It is what it is: a kick in the gut, a knife in the back, and overall cause for worry on my part. The wound is quite fresh. I've only been out a couple of weeks and I have good reason to believe I will be back in the workforce sooner than later.
All the same, it would seem that such a circumstance could be a blessing for an aspiring writer such as myself. After all, best sellers have been written in times of unemployment. There is, theoretically, greater psychological and temporal real estate that can be contributed to the cause. Yet, I find that my productivity has slowed to a crawl.
The very act of writing is selfish and narcissistic. To put words to page and attempt to sell or publish such words is to say to the world "My imagination time is so gripping that you will want to read it!" I have largely come to peace with this part of the writing life. Periodic publication helps fortify my will to keep cranking out the words, and the occasional payment in exchange for my imagination time scribblings helps me see the writing as modestly valuable undertaking.
At the same time, I enjoy it too damn much. No matter how much time I put into the job hunt each day, when I sit down to start writing, I feel as though I am giving myself a reward that I have not earned. There's this tiny voice in my head shouting "What? You think 4 hours worth of job hunting, resume submitting, and follow up phone calls earns you some down time with your words? Do something productive!" So I job hunt some more, tackle a few more chores around the house, take my little girl to the park.

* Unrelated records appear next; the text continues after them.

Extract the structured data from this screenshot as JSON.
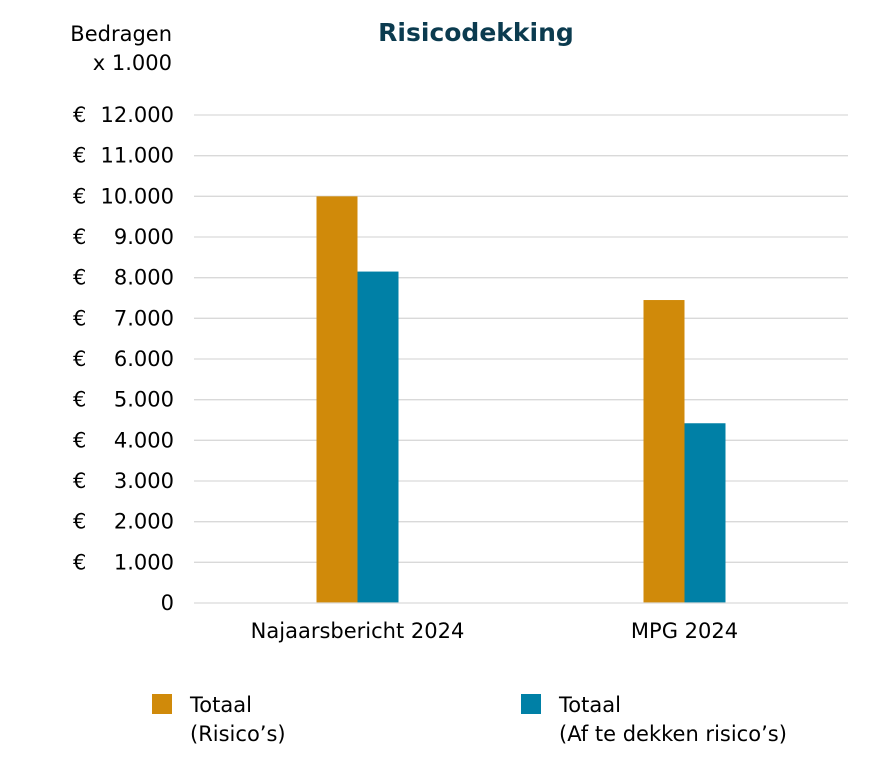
{
  "colors": {
    "title": "#0b3b4f",
    "series_1": "#d08a0a",
    "series_2": "#0080a6",
    "grid": "#d9d9d9"
  },
  "chart_data": {
    "type": "bar",
    "title": "Risicodekking",
    "ylabel_line1": "Bedragen",
    "ylabel_line2": "x 1.000",
    "categories": [
      "Najaarsbericht 2024",
      "MPG 2024"
    ],
    "series": [
      {
        "name_line1": "Totaal",
        "name_line2": "(Risico’s)",
        "values": [
          10000,
          7450
        ]
      },
      {
        "name_line1": "Totaal",
        "name_line2": "(Af te dekken risico’s)",
        "values": [
          8150,
          4420
        ]
      }
    ],
    "ylim": [
      0,
      12000
    ],
    "grid": true,
    "legend_position": "bottom",
    "y_ticks": [
      {
        "value": 0,
        "currency": "",
        "amount": "0"
      },
      {
        "value": 1000,
        "currency": "€",
        "amount": "1.000"
      },
      {
        "value": 2000,
        "currency": "€",
        "amount": "2.000"
      },
      {
        "value": 3000,
        "currency": "€",
        "amount": "3.000"
      },
      {
        "value": 4000,
        "currency": "€",
        "amount": "4.000"
      },
      {
        "value": 5000,
        "currency": "€",
        "amount": "5.000"
      },
      {
        "value": 6000,
        "currency": "€",
        "amount": "6.000"
      },
      {
        "value": 7000,
        "currency": "€",
        "amount": "7.000"
      },
      {
        "value": 8000,
        "currency": "€",
        "amount": "8.000"
      },
      {
        "value": 9000,
        "currency": "€",
        "amount": "9.000"
      },
      {
        "value": 10000,
        "currency": "€",
        "amount": "10.000"
      },
      {
        "value": 11000,
        "currency": "€",
        "amount": "11.000"
      },
      {
        "value": 12000,
        "currency": "€",
        "amount": "12.000"
      }
    ]
  }
}
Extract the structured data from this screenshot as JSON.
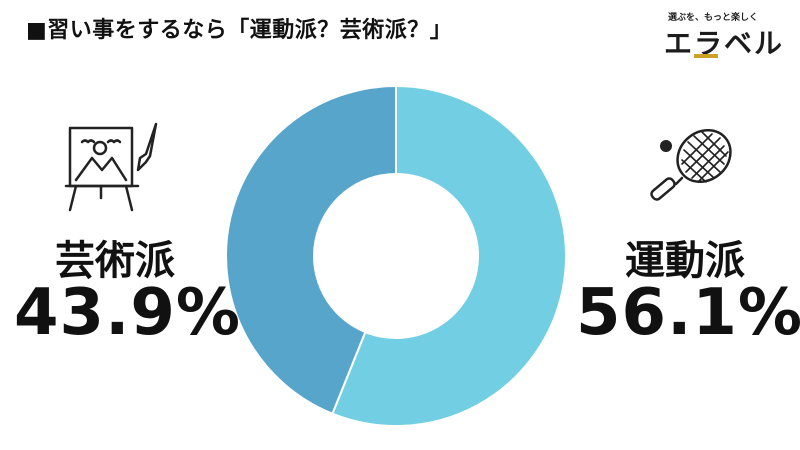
{
  "title": "■習い事をするなら「運動派？芸術派？」",
  "logo": {
    "tagline": "選ぶを、もっと楽しく",
    "name": "エラベル",
    "accent_color": "#c9a227"
  },
  "icons": {
    "left": "easel-painting-icon",
    "right": "tennis-racket-icon"
  },
  "chart_data": {
    "type": "pie",
    "donut": true,
    "title": "",
    "categories": [
      "運動派",
      "芸術派"
    ],
    "values": [
      56.1,
      43.9
    ],
    "value_labels": [
      "56.1%",
      "43.9%"
    ],
    "colors": [
      "#72cfe3",
      "#58a5cc"
    ],
    "start_angle": "12 o'clock",
    "direction": "clockwise"
  }
}
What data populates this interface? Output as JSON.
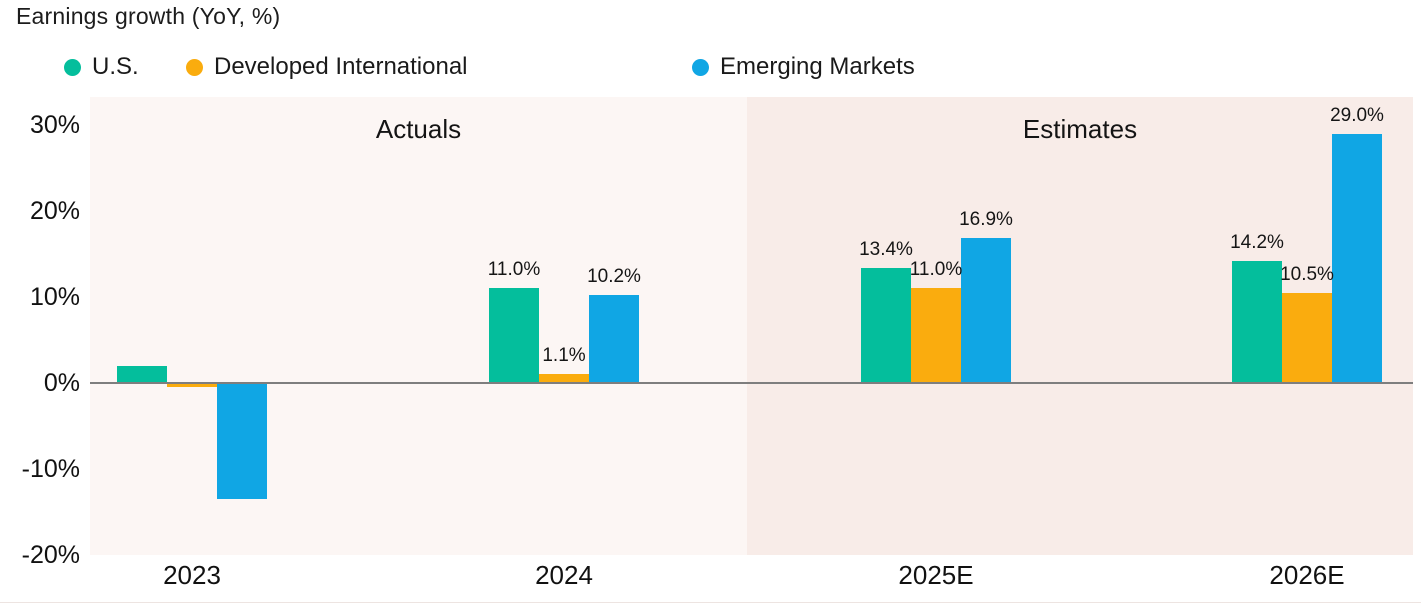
{
  "title": "Earnings growth (YoY, %)",
  "chart_data": {
    "type": "bar",
    "title": "Earnings growth (YoY, %)",
    "categories": [
      "2023",
      "2024",
      "2025E",
      "2026E"
    ],
    "series": [
      {
        "name": "U.S.",
        "color": "#04BE9C",
        "values": [
          2.0,
          11.0,
          13.4,
          14.2
        ],
        "data_labels": [
          "",
          "11.0%",
          "13.4%",
          "14.2%"
        ]
      },
      {
        "name": "Developed International",
        "color": "#FAAC0E",
        "values": [
          -0.5,
          1.1,
          11.0,
          10.5
        ],
        "data_labels": [
          "",
          "1.1%",
          "11.0%",
          "10.5%"
        ]
      },
      {
        "name": "Emerging Markets",
        "color": "#10A6E4",
        "values": [
          -13.5,
          10.2,
          16.9,
          29.0
        ],
        "data_labels": [
          "",
          "10.2%",
          "16.9%",
          "29.0%"
        ]
      }
    ],
    "sections": [
      {
        "label": "Actuals",
        "categories": [
          "2023",
          "2024"
        ],
        "background": "#FCF6F4"
      },
      {
        "label": "Estimates",
        "categories": [
          "2025E",
          "2026E"
        ],
        "background": "#F8ECE8"
      }
    ],
    "y_axis": {
      "ticks": [
        {
          "value": 30,
          "label": "30%"
        },
        {
          "value": 20,
          "label": "20%"
        },
        {
          "value": 10,
          "label": "10%"
        },
        {
          "value": 0,
          "label": "0%"
        },
        {
          "value": -10,
          "label": "-10%"
        },
        {
          "value": -20,
          "label": "-20%"
        }
      ],
      "range": [
        -20,
        33
      ]
    },
    "legend_position": "top",
    "grid": false,
    "zero_line_color": "#7E7E7E"
  }
}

While out of work, I am running myself even more ragged than when I was working, and I'm not even getting the kind of writing done that I suspected I would. It's the kind of thing that makes an artist doubt their ability. If I was destined to be a Writer with the capital W, then I would be able to knock out 2 hours worth of job hunting, a couple hours of daddy-of-the-year time and then dedicate a meaningful chunk of time to making words happen.
Sure, the odds of my writing becoming a meaningful source of income are only slightly better than my chances of being able to retire off of a lottery ticket. And even then writers are not known for their easy access to great insurance benefits. All the same, John Steinbeck, David Sedaris, JK Rowling, and Quentin Tarantino all gained valuable traction in their creative work while unemployed.
Time is a strange thing. Our most precious resource, and like any resource subject to all sorts of strange hang ups and neuroses. I have more time available to me now, but I feel it must be spent in the most valuable way possible. When I look at the way I prioritize what I do with this wealth of time, I start to worry. Do I no longer consider my own writing valuable? Sure, it has no significant cash value, but it never has. I've always been able to make the time to write without these horrible bouts of guilt. The fact is that a couple of hours of job hunting is really all that's required to sift through the new listing in my search radius.
So what's the point of this meandering blog post that will be read by no one? Beats me. Maybe I'm just talking through a rough patch of doubt and loathing. Maybe I'm hoping for some piece of advice or word of encouragement. Who the hell knows? With a little bit of luck, I'll find that I just needed to get this navel gazing nonsense out of my system. I'm going to go make a pot of coffee, put on some tunes, and try to get to work. I've got over 20 applications and resumes that have been sent out in the last 3 days. I've earned some imagination time.
And who knows, maybe the results will be worth having other people read. Only time will tell.